As I was grading, I realized that students can game the grading system by writing easy questions. This guarantees 3 points for solutions to each problem the group writes, even if they lose a point or two for writing uninteresting problems (I was pretty relaxed about taking points off for this). Perhaps this can be corrected for by having other groups rate "originality" first, (maybe "difficulty" too) and then base the score solutions are worth out of that grade?
Maybe take interesting problems in to class, have everybody do them, and talk about answers. Also problems with difficult wording.
On re-distributing papers: Group A did Group B's problems. Giving A's solutions back to A, they probably won't be able to see B's questions, to look back at.
Student Feedback
At this point, I still haven't gotten much. One said they enjoyed the project, even if making up problems was difficult. Another suggested just writing up questions individually and exchanging papers with partners; that working in larger groups was hard. Also the timing issues were pointed out.
Current Thoughts for Next Time
Be more organized about what names I need to see on which papers. I found that the paper-shuffling aspect of grading was easier for groups where group A did group B's problems and vice-versa. I'm not sure that it matters too much though.
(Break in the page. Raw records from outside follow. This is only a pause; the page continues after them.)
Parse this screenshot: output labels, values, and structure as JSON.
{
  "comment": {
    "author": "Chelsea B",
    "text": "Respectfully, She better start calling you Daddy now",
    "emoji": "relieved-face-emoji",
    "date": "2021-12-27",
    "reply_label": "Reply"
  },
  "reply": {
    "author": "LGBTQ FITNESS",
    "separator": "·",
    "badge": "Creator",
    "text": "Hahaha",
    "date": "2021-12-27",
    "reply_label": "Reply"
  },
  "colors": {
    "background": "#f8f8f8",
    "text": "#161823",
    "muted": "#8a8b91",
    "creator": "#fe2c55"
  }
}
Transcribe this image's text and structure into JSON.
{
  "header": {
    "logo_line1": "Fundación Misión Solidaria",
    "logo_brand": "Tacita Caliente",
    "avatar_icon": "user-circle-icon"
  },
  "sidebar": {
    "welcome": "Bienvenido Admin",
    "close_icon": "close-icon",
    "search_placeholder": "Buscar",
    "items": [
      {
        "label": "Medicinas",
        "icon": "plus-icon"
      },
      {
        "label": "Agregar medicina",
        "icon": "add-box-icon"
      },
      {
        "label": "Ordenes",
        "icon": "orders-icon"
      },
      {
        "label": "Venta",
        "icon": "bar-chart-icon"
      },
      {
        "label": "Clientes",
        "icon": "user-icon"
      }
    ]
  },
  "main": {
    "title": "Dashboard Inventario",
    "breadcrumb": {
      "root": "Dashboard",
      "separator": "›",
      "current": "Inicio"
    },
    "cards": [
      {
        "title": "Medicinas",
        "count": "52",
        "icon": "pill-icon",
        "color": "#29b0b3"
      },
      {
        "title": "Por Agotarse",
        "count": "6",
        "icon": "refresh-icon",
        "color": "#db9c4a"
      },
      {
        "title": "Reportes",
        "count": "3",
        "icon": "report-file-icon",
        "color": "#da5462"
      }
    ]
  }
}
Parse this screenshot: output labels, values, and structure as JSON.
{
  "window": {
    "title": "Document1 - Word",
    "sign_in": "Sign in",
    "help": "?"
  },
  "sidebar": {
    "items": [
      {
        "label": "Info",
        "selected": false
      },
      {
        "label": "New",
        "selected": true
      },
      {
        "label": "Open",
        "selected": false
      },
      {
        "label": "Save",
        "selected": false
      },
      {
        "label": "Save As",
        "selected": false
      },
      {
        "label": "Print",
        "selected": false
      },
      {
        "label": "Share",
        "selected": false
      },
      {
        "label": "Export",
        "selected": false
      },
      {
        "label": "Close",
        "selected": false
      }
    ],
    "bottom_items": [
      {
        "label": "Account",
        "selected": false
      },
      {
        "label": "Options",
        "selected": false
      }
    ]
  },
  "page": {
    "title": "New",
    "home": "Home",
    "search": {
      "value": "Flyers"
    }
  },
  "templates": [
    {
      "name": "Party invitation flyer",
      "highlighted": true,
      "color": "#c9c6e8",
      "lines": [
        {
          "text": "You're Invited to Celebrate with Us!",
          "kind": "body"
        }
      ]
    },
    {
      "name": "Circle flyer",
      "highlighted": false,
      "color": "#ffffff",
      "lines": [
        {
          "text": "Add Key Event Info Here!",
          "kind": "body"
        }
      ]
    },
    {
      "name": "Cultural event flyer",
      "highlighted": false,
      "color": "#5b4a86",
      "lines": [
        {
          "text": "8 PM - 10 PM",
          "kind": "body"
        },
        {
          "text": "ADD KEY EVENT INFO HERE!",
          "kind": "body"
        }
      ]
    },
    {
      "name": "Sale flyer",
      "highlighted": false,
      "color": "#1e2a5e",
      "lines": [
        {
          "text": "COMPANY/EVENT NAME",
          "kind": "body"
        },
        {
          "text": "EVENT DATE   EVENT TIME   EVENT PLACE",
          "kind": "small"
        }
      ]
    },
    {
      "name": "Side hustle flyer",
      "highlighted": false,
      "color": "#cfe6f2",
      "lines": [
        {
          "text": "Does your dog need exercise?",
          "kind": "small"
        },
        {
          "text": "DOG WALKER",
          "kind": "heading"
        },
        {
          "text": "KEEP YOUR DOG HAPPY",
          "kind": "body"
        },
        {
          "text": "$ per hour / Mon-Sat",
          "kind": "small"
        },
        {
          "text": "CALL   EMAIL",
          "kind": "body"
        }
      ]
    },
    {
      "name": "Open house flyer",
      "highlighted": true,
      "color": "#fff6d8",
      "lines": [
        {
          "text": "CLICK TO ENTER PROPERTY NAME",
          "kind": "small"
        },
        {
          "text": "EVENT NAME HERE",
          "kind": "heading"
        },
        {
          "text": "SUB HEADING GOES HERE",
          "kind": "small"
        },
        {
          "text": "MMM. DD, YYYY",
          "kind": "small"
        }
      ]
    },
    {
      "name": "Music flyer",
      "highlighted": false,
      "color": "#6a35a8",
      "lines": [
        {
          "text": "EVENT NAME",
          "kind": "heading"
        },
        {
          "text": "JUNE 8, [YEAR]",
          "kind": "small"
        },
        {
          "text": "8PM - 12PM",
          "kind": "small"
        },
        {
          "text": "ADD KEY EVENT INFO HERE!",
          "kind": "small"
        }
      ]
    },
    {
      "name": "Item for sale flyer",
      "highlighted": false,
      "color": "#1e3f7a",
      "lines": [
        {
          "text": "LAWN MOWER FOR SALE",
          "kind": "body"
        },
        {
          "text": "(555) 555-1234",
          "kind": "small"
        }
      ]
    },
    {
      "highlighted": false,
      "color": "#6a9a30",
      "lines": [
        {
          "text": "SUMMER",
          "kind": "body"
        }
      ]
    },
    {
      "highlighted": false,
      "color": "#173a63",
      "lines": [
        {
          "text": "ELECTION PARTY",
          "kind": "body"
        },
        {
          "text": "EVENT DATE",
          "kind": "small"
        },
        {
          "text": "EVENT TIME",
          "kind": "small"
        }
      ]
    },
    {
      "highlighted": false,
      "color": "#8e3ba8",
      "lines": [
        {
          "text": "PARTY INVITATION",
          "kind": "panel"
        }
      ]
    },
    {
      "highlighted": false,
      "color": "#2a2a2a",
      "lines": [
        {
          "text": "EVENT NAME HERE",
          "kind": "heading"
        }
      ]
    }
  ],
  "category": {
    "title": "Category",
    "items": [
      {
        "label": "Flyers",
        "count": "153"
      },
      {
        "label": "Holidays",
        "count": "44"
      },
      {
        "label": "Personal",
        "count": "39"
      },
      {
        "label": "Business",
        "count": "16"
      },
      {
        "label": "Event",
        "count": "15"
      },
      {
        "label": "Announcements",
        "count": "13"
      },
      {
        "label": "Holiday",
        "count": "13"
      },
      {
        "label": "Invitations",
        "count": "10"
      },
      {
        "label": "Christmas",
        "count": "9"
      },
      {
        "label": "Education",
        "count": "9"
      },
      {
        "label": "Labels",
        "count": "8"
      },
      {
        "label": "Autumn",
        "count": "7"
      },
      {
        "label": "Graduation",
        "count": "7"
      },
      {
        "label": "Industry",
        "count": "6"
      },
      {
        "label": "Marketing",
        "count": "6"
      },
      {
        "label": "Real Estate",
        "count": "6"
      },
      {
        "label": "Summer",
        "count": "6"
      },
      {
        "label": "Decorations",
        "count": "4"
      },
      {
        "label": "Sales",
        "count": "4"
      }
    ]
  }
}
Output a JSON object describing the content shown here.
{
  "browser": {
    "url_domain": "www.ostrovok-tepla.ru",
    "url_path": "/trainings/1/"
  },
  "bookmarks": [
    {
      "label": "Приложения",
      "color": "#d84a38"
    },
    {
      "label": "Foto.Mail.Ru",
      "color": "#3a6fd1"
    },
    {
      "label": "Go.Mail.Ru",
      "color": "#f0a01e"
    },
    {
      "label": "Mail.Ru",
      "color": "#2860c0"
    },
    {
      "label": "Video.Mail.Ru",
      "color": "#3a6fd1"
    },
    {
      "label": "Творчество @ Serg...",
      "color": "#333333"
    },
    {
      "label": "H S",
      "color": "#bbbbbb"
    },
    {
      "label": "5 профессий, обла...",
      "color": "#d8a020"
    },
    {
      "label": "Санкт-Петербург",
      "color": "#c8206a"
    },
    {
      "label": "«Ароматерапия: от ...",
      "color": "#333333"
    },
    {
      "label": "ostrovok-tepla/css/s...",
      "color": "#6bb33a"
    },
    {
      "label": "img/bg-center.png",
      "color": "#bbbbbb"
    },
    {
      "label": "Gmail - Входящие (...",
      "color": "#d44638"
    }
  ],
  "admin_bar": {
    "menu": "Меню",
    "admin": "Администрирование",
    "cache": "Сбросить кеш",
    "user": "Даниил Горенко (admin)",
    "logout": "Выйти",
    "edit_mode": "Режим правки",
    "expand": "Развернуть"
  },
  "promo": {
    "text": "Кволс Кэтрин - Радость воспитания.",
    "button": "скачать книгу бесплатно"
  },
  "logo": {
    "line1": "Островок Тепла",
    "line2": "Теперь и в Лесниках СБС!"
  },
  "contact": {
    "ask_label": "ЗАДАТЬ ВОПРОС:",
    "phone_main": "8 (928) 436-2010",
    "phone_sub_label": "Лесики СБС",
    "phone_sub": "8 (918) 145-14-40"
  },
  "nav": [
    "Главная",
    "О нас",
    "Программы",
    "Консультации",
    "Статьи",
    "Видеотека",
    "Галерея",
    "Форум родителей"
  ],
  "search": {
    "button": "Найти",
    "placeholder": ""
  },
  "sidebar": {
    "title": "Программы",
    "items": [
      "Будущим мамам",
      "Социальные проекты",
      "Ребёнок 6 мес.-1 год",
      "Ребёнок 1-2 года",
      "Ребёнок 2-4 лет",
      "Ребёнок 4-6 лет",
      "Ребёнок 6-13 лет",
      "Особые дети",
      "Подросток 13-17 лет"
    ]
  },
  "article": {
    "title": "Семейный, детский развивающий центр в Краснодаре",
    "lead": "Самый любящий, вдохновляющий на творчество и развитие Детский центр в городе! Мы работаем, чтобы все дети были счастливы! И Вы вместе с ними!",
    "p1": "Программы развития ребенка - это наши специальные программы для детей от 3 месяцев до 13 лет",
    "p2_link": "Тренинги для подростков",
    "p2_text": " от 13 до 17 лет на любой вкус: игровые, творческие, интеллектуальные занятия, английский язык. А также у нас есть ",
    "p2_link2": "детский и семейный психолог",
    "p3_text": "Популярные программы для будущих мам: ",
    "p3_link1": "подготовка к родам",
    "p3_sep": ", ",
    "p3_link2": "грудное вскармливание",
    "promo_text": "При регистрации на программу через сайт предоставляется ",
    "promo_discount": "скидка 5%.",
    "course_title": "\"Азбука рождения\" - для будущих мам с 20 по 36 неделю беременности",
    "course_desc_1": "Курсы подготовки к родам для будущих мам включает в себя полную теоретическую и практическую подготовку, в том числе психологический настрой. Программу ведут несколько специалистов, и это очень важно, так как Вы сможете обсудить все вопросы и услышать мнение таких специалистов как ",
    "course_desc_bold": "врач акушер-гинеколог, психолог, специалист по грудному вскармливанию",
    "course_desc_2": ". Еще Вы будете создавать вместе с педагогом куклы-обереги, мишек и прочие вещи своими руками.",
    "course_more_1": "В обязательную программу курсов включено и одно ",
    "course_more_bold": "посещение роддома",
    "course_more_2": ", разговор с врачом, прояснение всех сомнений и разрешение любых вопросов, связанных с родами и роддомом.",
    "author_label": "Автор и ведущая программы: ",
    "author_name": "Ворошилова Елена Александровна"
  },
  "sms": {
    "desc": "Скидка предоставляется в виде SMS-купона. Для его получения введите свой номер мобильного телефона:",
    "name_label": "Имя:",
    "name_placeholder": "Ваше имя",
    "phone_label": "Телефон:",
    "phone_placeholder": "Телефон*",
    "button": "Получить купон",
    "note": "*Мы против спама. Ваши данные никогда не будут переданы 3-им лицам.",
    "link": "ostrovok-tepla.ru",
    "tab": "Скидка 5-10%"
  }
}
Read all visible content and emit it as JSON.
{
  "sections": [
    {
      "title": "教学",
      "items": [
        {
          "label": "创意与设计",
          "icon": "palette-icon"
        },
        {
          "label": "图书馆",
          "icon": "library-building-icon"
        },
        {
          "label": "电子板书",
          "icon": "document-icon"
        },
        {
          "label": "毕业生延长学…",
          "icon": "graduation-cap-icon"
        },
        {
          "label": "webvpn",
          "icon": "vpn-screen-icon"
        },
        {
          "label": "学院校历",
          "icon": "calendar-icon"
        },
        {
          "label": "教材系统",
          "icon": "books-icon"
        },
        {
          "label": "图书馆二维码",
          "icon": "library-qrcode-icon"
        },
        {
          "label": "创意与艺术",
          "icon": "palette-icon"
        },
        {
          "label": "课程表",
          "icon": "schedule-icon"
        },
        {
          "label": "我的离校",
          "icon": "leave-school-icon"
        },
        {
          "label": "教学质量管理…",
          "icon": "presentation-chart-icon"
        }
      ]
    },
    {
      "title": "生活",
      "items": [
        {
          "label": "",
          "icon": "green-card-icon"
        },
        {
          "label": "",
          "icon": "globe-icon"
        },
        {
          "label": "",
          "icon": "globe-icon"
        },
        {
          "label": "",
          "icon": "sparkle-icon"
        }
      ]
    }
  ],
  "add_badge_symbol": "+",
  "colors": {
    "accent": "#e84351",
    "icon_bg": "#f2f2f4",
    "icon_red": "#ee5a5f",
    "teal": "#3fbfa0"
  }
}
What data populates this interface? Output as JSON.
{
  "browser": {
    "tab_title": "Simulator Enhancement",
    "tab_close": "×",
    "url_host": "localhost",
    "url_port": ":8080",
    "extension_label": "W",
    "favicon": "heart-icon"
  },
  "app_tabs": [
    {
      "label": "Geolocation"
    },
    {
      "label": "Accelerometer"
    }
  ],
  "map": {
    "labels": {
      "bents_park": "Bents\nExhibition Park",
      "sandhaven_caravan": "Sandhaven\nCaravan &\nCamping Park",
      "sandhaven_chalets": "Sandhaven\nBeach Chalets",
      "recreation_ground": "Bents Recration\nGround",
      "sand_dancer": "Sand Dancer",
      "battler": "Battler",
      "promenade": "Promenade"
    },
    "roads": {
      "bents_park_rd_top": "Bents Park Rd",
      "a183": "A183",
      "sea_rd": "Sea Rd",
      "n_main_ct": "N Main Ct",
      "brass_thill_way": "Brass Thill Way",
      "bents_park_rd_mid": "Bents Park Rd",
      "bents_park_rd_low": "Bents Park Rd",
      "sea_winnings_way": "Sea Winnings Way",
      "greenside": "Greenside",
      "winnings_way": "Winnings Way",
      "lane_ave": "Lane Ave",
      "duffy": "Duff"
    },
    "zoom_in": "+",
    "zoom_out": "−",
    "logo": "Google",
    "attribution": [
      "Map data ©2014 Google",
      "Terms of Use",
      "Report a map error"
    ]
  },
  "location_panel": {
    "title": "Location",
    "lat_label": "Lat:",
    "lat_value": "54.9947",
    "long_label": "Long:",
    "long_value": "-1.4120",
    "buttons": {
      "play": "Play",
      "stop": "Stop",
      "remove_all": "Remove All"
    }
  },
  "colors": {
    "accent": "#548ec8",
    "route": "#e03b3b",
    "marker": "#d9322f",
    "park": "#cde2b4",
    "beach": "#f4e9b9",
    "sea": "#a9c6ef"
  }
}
Perhaps break this project into two class period. In the first, groups will meet to try to create interesting problems that they could solve (though I won't ask for solutions just yet). The problems will be re-distributed around the room, and groups will rate the originality and difficulty of the problems they were given. I will then gather up all of the problems, and we'll end class. Before the next class, I'll go through all the problems, find all those that earned good originality/difficulty ratings, and compile them into a list. In class the next time, all of the students will work those problems, maybe just working with a neighbor. Then we can spend time in class discussing solutions to the problems, talking about different interpretations of questions, what makes questions well-written, etc. There's issues here about turning in solutions - if students just wait until we talk about solutions in class, they can just copy those.
Thoughts?
I'd really like to know what you think about any or all of this. I know it's rather a lot to read through, sorry.